According to Mason County Schools Superintendent Dr. Bill Capehart, who took office on July 1, 2009, following the end of the fiscal year, the district must come up with an approved plan of action to clear the deficit.
“I did not have any idea that I would have the challenge to work with such a dilemma. I had no idea the amount of debt,” Capehart said. “I knew I’d have to require an audit because the state code requires schools to be audited each year. I reviewed the 2008 audit and there was a deficit, but it was not in the general expense fund — it was in the capital projects fund.”
He added that in 2009, the state said that the money should not be in the capital projects fund, but in the general fund in order for the deficit to be repaid. Capehart said that during the months of July and August he worked with the West Virginia State Department of Education on a repayment schedule to reduce the $2.8 million deficit from the general fund.
Capehart described the debt as a very serious issue.
According to Capehart, the deficit first appeared in 2008, but became important when it was placed in the general expense fund.
“It appears that since the district had five major building projects and during that time change orders were approved by the past administrations and unfortunately adequate funds as the audit shows were not within the budget to approve these change orders,” he said. “In checking with Gary Mitchell (buildings and grounds supervisor) the district had over 100 change orders of varying amounts, but the bottom line is that, unfortunately, the change orders exceeded the amount of funds available.”
Capehart emphasized that while the change orders were placed in the capital projects fund, they became critical when the deficit was placed to the general operations fund budget, which is where salaries and transportation payments originate.

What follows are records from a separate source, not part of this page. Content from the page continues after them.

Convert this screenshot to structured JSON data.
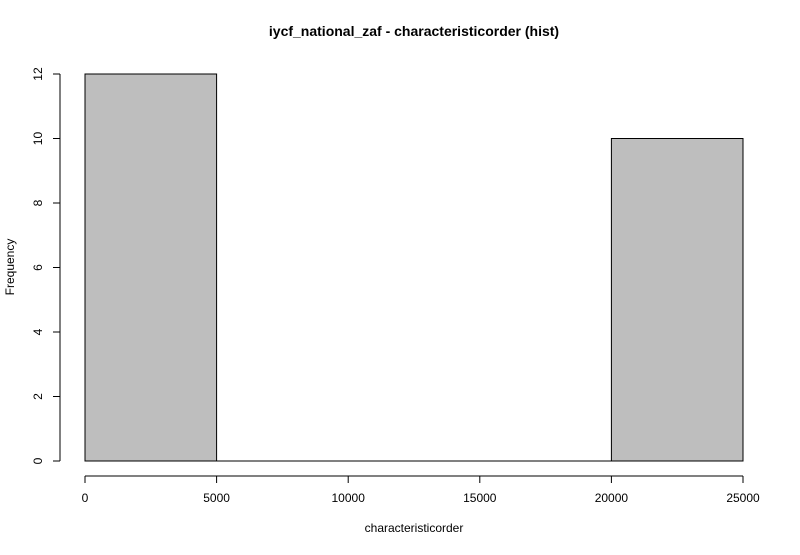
{
  "chart_data": {
    "type": "bar",
    "title": "iycf_national_zaf - characteristicorder (hist)",
    "xlabel": "characteristicorder",
    "ylabel": "Frequency",
    "bins": [
      {
        "start": 0,
        "end": 5000,
        "count": 12
      },
      {
        "start": 5000,
        "end": 10000,
        "count": 0
      },
      {
        "start": 10000,
        "end": 15000,
        "count": 0
      },
      {
        "start": 15000,
        "end": 20000,
        "count": 0
      },
      {
        "start": 20000,
        "end": 25000,
        "count": 10
      }
    ],
    "xlim": [
      0,
      25000
    ],
    "ylim": [
      0,
      12
    ],
    "xticks": [
      0,
      5000,
      10000,
      15000,
      20000,
      25000
    ],
    "yticks": [
      0,
      2,
      4,
      6,
      8,
      10,
      12
    ],
    "grid": false,
    "legend": "none",
    "bar_fill": "#bebebe",
    "bar_stroke": "#000000"
  }
}
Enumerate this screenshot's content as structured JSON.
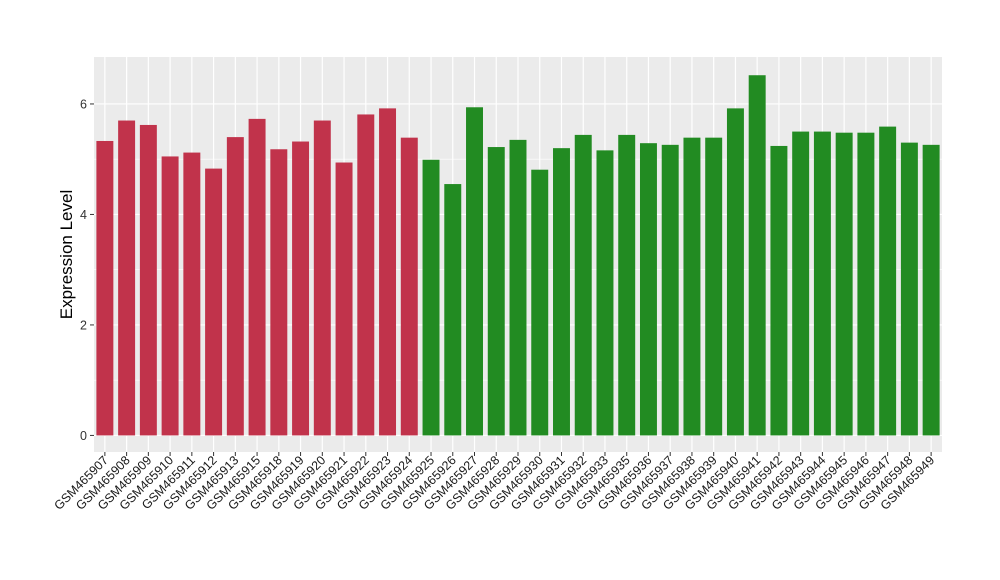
{
  "chart_data": {
    "type": "bar",
    "title": "",
    "xlabel": "",
    "ylabel": "Expression Level",
    "ylim": [
      -0.3,
      6.85
    ],
    "yticks": [
      0,
      2,
      4,
      6
    ],
    "grid": true,
    "legend": "none",
    "colors": {
      "group1": "#c1334b",
      "group2": "#228b22",
      "panel": "#ebebeb",
      "grid": "#ffffff"
    },
    "categories": [
      "GSM465907",
      "GSM465908",
      "GSM465909",
      "GSM465910",
      "GSM465911",
      "GSM465912",
      "GSM465913",
      "GSM465915",
      "GSM465918",
      "GSM465919",
      "GSM465920",
      "GSM465921",
      "GSM465922",
      "GSM465923",
      "GSM465924",
      "GSM465925",
      "GSM465926",
      "GSM465927",
      "GSM465928",
      "GSM465929",
      "GSM465930",
      "GSM465931",
      "GSM465932",
      "GSM465933",
      "GSM465935",
      "GSM465936",
      "GSM465937",
      "GSM465938",
      "GSM465939",
      "GSM465940",
      "GSM465941",
      "GSM465942",
      "GSM465943",
      "GSM465944",
      "GSM465945",
      "GSM465946",
      "GSM465947",
      "GSM465948",
      "GSM465949"
    ],
    "values": [
      5.33,
      5.7,
      5.62,
      5.05,
      5.12,
      4.83,
      5.4,
      5.73,
      5.18,
      5.32,
      5.7,
      4.94,
      5.81,
      5.92,
      5.39,
      4.99,
      4.55,
      5.94,
      5.22,
      5.35,
      4.81,
      5.2,
      5.44,
      5.16,
      5.44,
      5.29,
      5.26,
      5.39,
      5.39,
      5.92,
      6.52,
      5.24,
      5.5,
      5.5,
      5.48,
      5.48,
      5.59,
      5.3,
      5.26
    ],
    "groups": [
      1,
      1,
      1,
      1,
      1,
      1,
      1,
      1,
      1,
      1,
      1,
      1,
      1,
      1,
      1,
      2,
      2,
      2,
      2,
      2,
      2,
      2,
      2,
      2,
      2,
      2,
      2,
      2,
      2,
      2,
      2,
      2,
      2,
      2,
      2,
      2,
      2,
      2,
      2
    ]
  }
}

Joe Panetta, the West Virginia Department of Education State Superintendent of Finance, also described the debt as being especially significant. According to Capehart, a corrective action plan has been sent to Mason Country Prosecuting Attorney Damon Morgan’s office. The plan, which has already been approved by Panetta’s staff and is now being viewed by Morgan’s office, proposes to reduce the debt within the next three years.

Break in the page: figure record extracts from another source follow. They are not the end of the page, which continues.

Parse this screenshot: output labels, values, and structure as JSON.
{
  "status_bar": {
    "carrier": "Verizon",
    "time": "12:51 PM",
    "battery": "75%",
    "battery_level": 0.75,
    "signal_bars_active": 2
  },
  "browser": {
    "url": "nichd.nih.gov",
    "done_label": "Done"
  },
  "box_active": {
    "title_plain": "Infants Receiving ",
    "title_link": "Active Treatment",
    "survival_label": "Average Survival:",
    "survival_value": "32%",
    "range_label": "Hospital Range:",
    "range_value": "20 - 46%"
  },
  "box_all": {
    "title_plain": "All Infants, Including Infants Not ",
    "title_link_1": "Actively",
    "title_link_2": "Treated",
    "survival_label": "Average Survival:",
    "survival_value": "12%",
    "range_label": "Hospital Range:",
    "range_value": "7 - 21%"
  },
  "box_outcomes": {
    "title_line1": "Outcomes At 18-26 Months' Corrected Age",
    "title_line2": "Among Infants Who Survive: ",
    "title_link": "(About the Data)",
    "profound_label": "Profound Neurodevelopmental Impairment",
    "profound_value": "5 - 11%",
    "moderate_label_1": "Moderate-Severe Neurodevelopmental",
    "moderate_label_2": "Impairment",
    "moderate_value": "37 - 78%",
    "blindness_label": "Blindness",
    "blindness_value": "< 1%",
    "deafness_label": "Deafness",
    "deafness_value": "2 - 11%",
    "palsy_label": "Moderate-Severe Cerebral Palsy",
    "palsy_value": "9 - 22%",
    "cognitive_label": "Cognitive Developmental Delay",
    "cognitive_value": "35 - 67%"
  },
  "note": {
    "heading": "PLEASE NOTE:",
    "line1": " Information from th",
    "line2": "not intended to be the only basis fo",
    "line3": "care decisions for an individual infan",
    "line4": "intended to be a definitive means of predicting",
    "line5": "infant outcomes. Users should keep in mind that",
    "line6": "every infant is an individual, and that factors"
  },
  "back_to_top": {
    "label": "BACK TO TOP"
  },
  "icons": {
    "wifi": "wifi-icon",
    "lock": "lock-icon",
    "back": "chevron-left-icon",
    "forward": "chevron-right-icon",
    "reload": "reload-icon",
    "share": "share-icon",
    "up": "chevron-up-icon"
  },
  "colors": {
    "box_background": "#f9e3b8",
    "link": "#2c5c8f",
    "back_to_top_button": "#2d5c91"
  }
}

“We anticipate reducing the deficit by a minimum of $817,547 this year from the sale of a building, the utility savings from the sale of that building, funds that were already in the budget to reduce the capital projects fund and a payment on the naming rights agreement,” Capehart said.

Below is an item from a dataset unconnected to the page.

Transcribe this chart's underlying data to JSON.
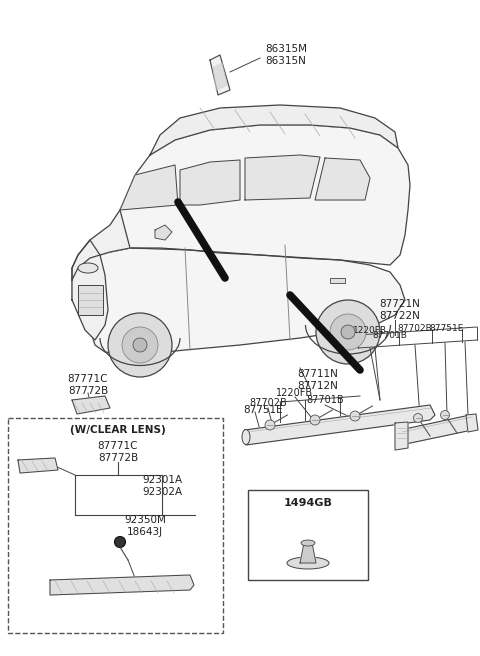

The plan also anticipates a significant savings in payroll due to 22 professional positions and six service personnel positions that have been placed on the reduction in force (RIF) list this year. According to Capehart, the board will continue to look at each position when an individual resigns in order to determine the need for the position or how to reduce the number of days in the position or conversion to a half-time position.
Other aspects of the plan include taking next year’s budget and setting aside at a minimum the same amount that was in this year’s budget for deficit reduction, utility savings, the fourth payment on the naming rights agreement and additional funds from the payoff of a lease purchase agreement in the 2010 fiscal year. In addition, in next year’s budget all lines will be reviewed for a reduction, if feasible, including but not limited to, substitute costs, utilities, supplies and equipment. For the plan to be fully implemented, Capehart said that the state education department must approve it along with the Office of Education Performance Audit.
“We are solvent. We are on a corrective action plan and we will be out of debt as per our approved plan within the next three fiscal years,” Capehart said. “My mission or goal has been primarily to protect instruction and student service while still attempting to follow this very structured repayment deficit plan.”
Capehart said that the board has been very supportive of the plan.
“Upon receiving knowledge of the financial picture in Mason County Schools, I immediately went to the board of education to alert them of the revenue deficit. All five members have been superb in support of me as superintendent and for the deficit reduction in Mason County Schools,” Capehart said. “When I alerted the board members to (the debt) they acknowledged several change orders being brought to them, but I can ethically state that not one board member realized that one, the deficit was in the wrong account and two, not one board member realized the significant seriousness of the problem.”
Capehart stressed the importance of community support.
“At this time we are planning for the 2010-2011 school year with less staff and I, as superintendent, can assure the board and the public that we will continue high expectations for our kids and we will come out of this,” he said. “We are going to need the understanding and assistance of the Mason County community and our employees to reach this goal in three years. Although this year is tough, the next two years will be more of a challenge.”